Circadian rhythms are physical, mental and behavioural changes that follow a 24-hour cycle. They are primarily influenced by light and darkness in a human’s environment. In babies, these rhythms start developing a few weeks after birth and become more established by three to six months of age.

Babies’ sleep-wake cycles are not as mature as those of adults. Therefore, they are more sensitive to changes in light exposure and timing of activities such as feeding and sleeping. This sensitivity makes them more susceptible to disruptions when there is a shift in time or lighter evenings.

While the clock change can disrupt your baby’s sleep pattern, there are several strategies you can use to help them adjust and we will look at them all during this blog post so you can decide the best approach for your family.

By approaching the clock change in the right way your little one will adjust and be on the right schedule within a few days. Get it wrong and you can end up with an overtired baby which can lead to additional struggles.

Naomi Hilliard from Catching Little Dreams sleep consultancy gives some guidance on how to manage this. 

Naomi says “If you have an early riser this is the clock change of dreams as 6am suddenly becomes 7am.  If this is you, then you don’t need to adjust your little one’s schedule at all. Enjoy a later wake up time!

But to avoid overtired children going to bed an hour later than usual, this clock change means putting your little ones to bed early so they can navigate this change more easily as we are not keeping them awake longer which can lead to them becoming overtired and harder to put to bed.”

Tips to move bedtime earlier:

Option 1: For a sensitive child or younger baby who is still on several naps during the day: Start on the Wednesday before and move bedtime 15 minutes earlier each night.

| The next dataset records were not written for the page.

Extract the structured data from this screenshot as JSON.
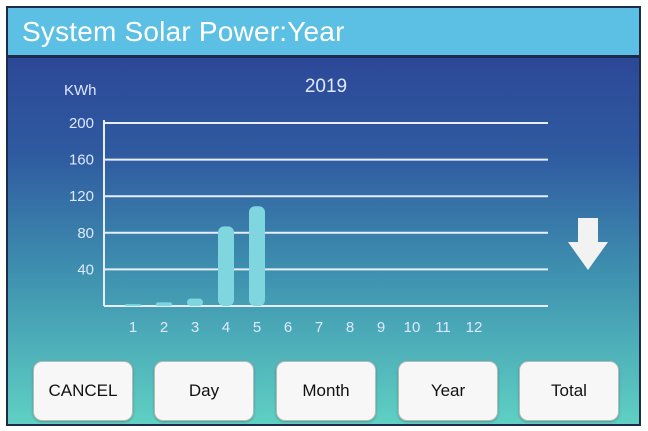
{
  "header": {
    "title": "System Solar Power:Year"
  },
  "chart_data": {
    "type": "bar",
    "title": "2019",
    "ylabel": "KWh",
    "xlabel": "",
    "categories": [
      "1",
      "2",
      "3",
      "4",
      "5",
      "6",
      "7",
      "8",
      "9",
      "10",
      "11",
      "12"
    ],
    "values": [
      2,
      4,
      8,
      87,
      109,
      0,
      0,
      0,
      0,
      0,
      0,
      0
    ],
    "ylim": [
      0,
      200
    ],
    "yticks": [
      40,
      80,
      120,
      160,
      200
    ],
    "grid": true,
    "legend": "none",
    "bar_color": "#7fd6de"
  },
  "navigation": {
    "scroll_icon": "down-arrow-icon"
  },
  "buttons": {
    "cancel": "CANCEL",
    "day": "Day",
    "month": "Month",
    "year": "Year",
    "total": "Total"
  },
  "colors": {
    "title_bar": "#5bc0e3",
    "bar": "#7fd6de",
    "grid": "#e8eeff"
  }
}
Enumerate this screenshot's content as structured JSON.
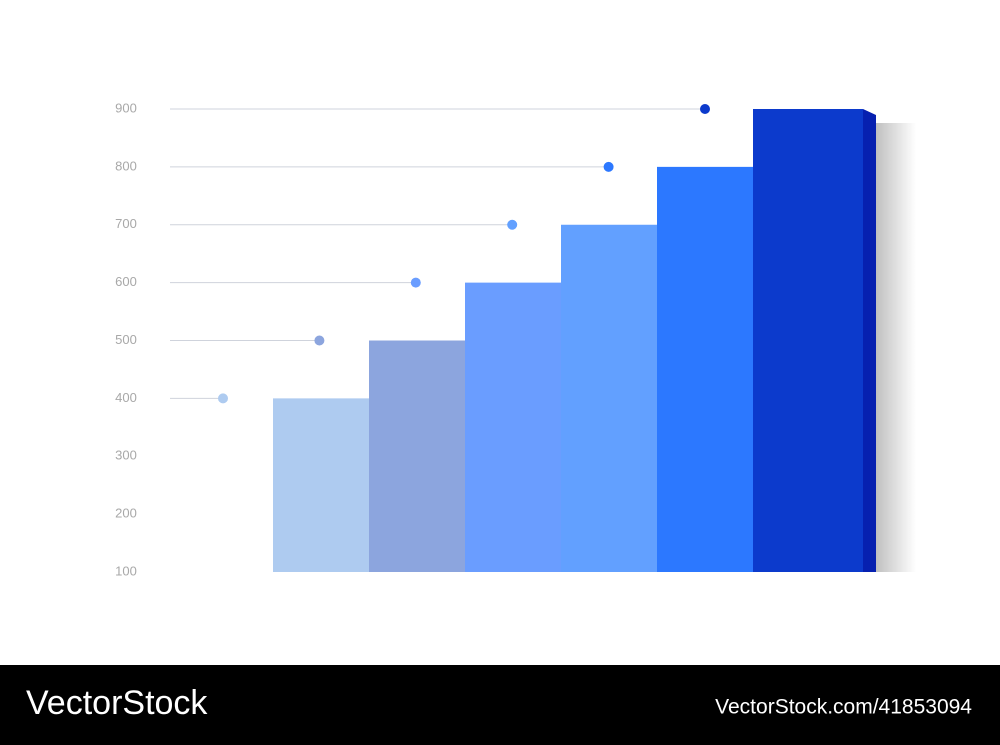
{
  "chart_data": {
    "type": "bar",
    "categories": [
      null,
      null,
      null,
      null,
      null,
      null
    ],
    "values": [
      400,
      500,
      600,
      700,
      800,
      900
    ],
    "colors": [
      "#aecbf0",
      "#8ca5de",
      "#6a9dff",
      "#62a0ff",
      "#2c78ff",
      "#0c3acc"
    ],
    "side_colors": [
      "#7d82d6",
      "#6b7fcc",
      "#4f78f0",
      "#4a6ef5",
      "#1f5ee8",
      "#0620b0"
    ],
    "ylim": [
      100,
      900
    ],
    "yticks": [
      100,
      200,
      300,
      400,
      500,
      600,
      700,
      800,
      900
    ]
  },
  "watermark": {
    "brand": "VectorStock",
    "id": "VectorStock.com/41853094"
  }
}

Option 2: For older babies or toddlers: Move bedtime by half an hour earlier the night before and then half an hour earlier on the night of the clock change. This should ease them in with our the hour’s difference affecting them too much.

Option 3: For older toddlers or young children: Do the full hour change in one go.  Put them to bed an hour early.

Remember if you have a ‘gro-clock’ or toddler clock you will need to change the time on the clock the night before too.

If your little one/s don’t quite adjust from the first night, keep to the new schedule and they will adjust nicely.